I come next to the law authorizing the subscription by the bank. From what has been already said, it is clear that if the subscription be germane to the business of the bank, and was so deemed by a majority of the stockholders, the authority to subscribe was valid. Now the bank is an institution whose object is to make gain by dealing in money. It trades in notes, bonds, bills and other securities for money, and unless restrained by charter, it deals in stocks of other companies of whatever description. In the subscription to a newly organized company, it in fact advances its money on the faith of the company itself, and relies for profit and reimbursement on its probable prosperity and success. The scrip which it receives is the obligation of *157the company, as completely as if the money had been formally loaned and a negotiable note taken for the amount; and so perfectly was this sort of dealing understood to be within the ordinary current of banking transactions, that the legislature, who did not choose to engage in stockjobbing, expressly provided that the bank should engage in the purchase of no stock but its own. This is a legislative exposition (as far as that can have any weight) of the intimate connexion subsisting between the business of banking and the purchase of stocks. And this legislative inhibition was removed at the instance or with the assent of a majority of the stockholders of the bank, and the institution was thus left free to act as if the restriction never had been imposed. For my own part, I can see no employment of bank capital that is more germane to its business, than the purchase of stocks.

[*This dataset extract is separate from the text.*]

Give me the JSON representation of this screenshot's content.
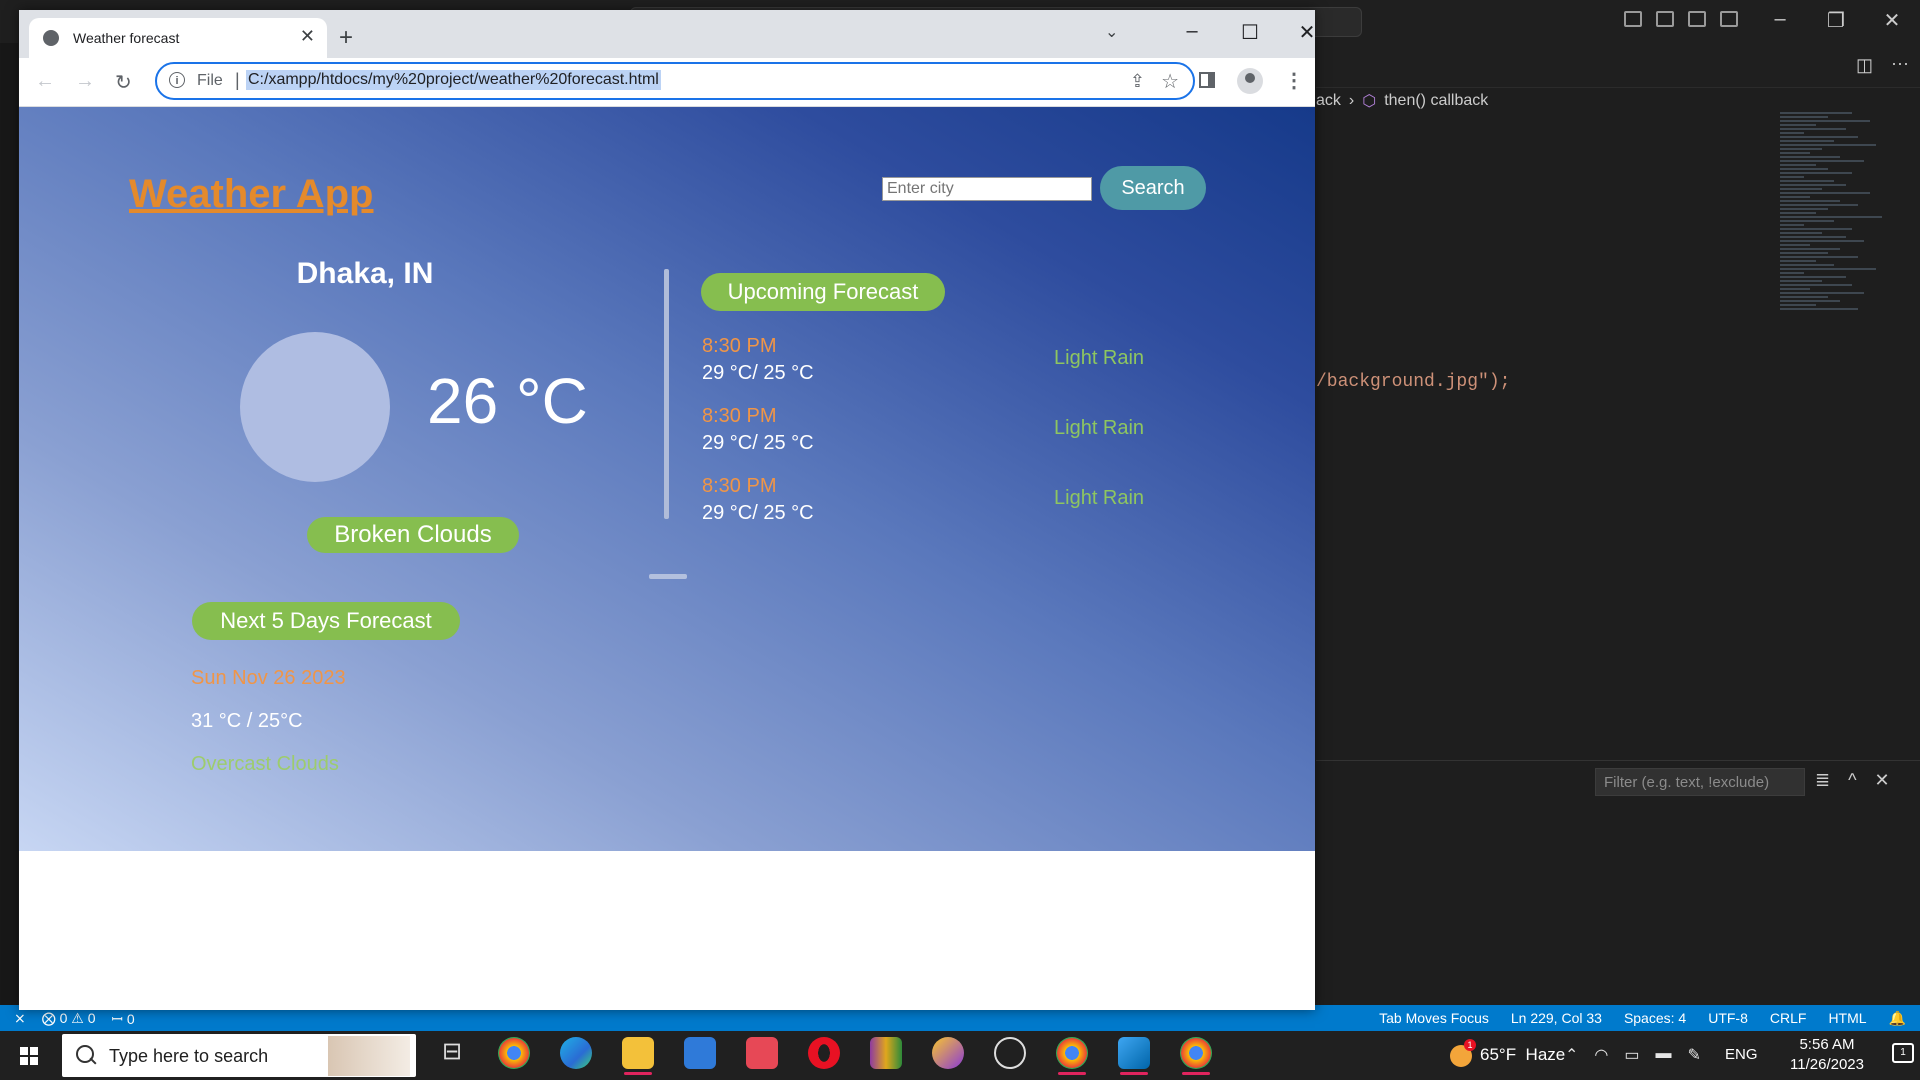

These two points being settled, I do not find it necessary to touch upon the various minor topics that were most ably discussed by the counsel for the appellant. They all resulted in the attempt to shew that under the circumstances developed in the course of legislation upon this subject, both the bank and the corporation had a right to withdraw; as also a variety of private individuals who are supposed to have been equally wronged. Be it so. But none of them have asked to be absolved. All are paying up, and harmoniously proceeding with the business of the company. If they who have been wronged make no complaint, can the plaintiff assert their rights, to their prejudice and against their will ? And even if we were unreasonably to decide that the whole charter was void because of one unconstitutional provision, shall we so decide when he who is injured eschews such a decision ? The corporation might have withdrawn. It may have been unconstitutional not to provide that it might do so. But it has acquiesced : it has paid 20,000 dollars. If it withdraws, it dissolves *158the charter and may lose its advance. It therefore declines to withdraw. Shall a mere integer in the corporation compel a dissolution of the company, against the will of the Corporation ? I think not. I am therefore of opinion to affirm the decree.